O empate no clássico contra o Fluminense teve um sabor amargo ao Botafogo. Afinal de contas, a equipe vencia o rival por 1 a 0 até aos 47 minutos do segundo tempo, quando sofreu o castigo: depois de cobrança de escanteio de Gustavo Scarpa, Gum subiu mais do que todo mundo para cabecear firme, à direita de Jefferson, e marcar o gol tricolor. O resultado colocou em xeque algumas opções no mínimo controversas do técnico Ricardo Gomes. Além de uma preferência conservadora por segurar o placar mínimo, o comandante terminou a partida sem fazer nenhuma substituição. Após o jogo, RC se defendeu.

“Era um jogo controlado, não tinha porque mexer. Eu nem mexeria com o Bruno (Silva), ele conseguiria jogar até o final. Mas aí deu um segundo carrinho, já tinha amarelo… Mas fora isso não tem porque mexer, a não ser que você tenha opção que vai desequilibrar, não era essa possibilidade.”, disse.

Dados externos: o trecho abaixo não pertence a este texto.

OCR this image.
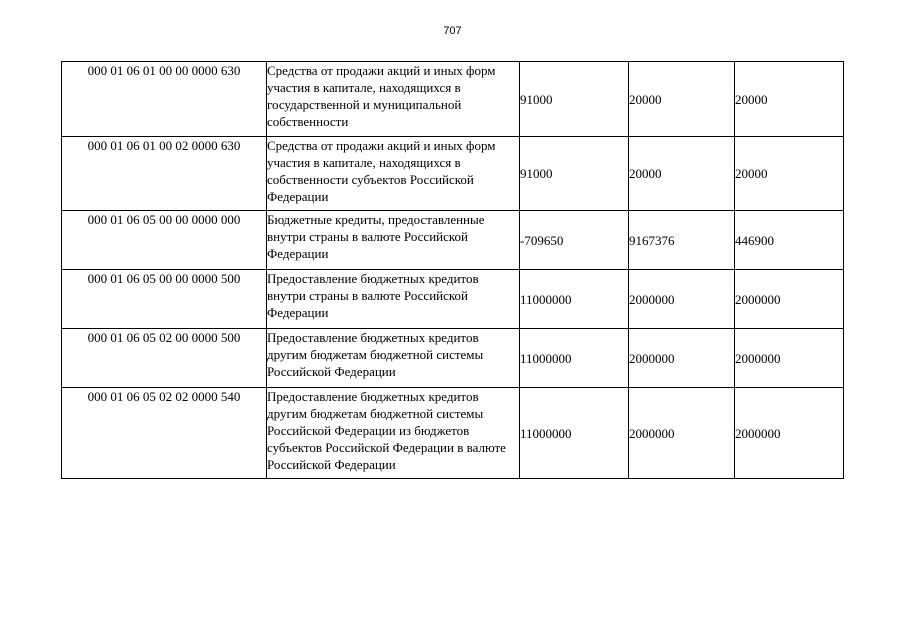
707
000 01 06 01 00 00 0000 630	Средства от продажи акций и иных форм участия в капитале, находящихся в государственной и муниципальной собственности	91000	20000	20000
000 01 06 01 00 02 0000 630	Средства от продажи акций и иных форм участия в капитале, находящихся в собственности субъектов Российской Федерации	91000	20000	20000
000 01 06 05 00 00 0000 000	Бюджетные кредиты, предоставленные внутри страны в валюте Российской Федерации	-709650	9167376	446900
000 01 06 05 00 00 0000 500	Предоставление бюджетных кредитов внутри страны в валюте Российской Федерации	11000000	2000000	2000000
000 01 06 05 02 00 0000 500	Предоставление бюджетных кредитов другим бюджетам бюджетной системы Российской Федерации	11000000	2000000	2000000
000 01 06 05 02 02 0000 540	Предоставление бюджетных кредитов другим бюджетам бюджетной системы Российской Федерации из бюджетов субъектов Российской Федерации в валюте Российской Федерации	11000000	2000000	2000000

O técnico também justificou a ausência de Gervásio Nuñez do banco de reservas citando o excesso de opções ao ataque e pela prioridade que deu a ter mais jogadores de outras posições como suplentes. Ademais, reconheceu que o gol sofrido nos acréscimos é a prova de que a equipe ainda tem defeitos a serem corrigidos.

“Tem que ver com a federação, são só 18. Tinha o Neilton, Luís Henrique e Lizio… Colocar o quarto, como explico para o presidente que está faltando um lateral ou zagueiro?”

“Último lance, defesa demorou a organizar, e ele bateu muito rápido. Isso foi marcante. Trabalhando inicialmente Gum conheço bem, ponto forte jogo aéreo. Trabalho todos os sábados da mesma maneira, bola aérea, bola parada, jogadas ensaiadas. Numero de gols que levamos, 4 não temos a fórmula do sucesso. trabalhar muito para diminuir a margem de erro”, concluiu.

O Botafogo volta a campo no próximo final de semana. No domingo, às 18h30, nos Los Lários, em Xerém, o Alvinegro enfrenta o Madureira.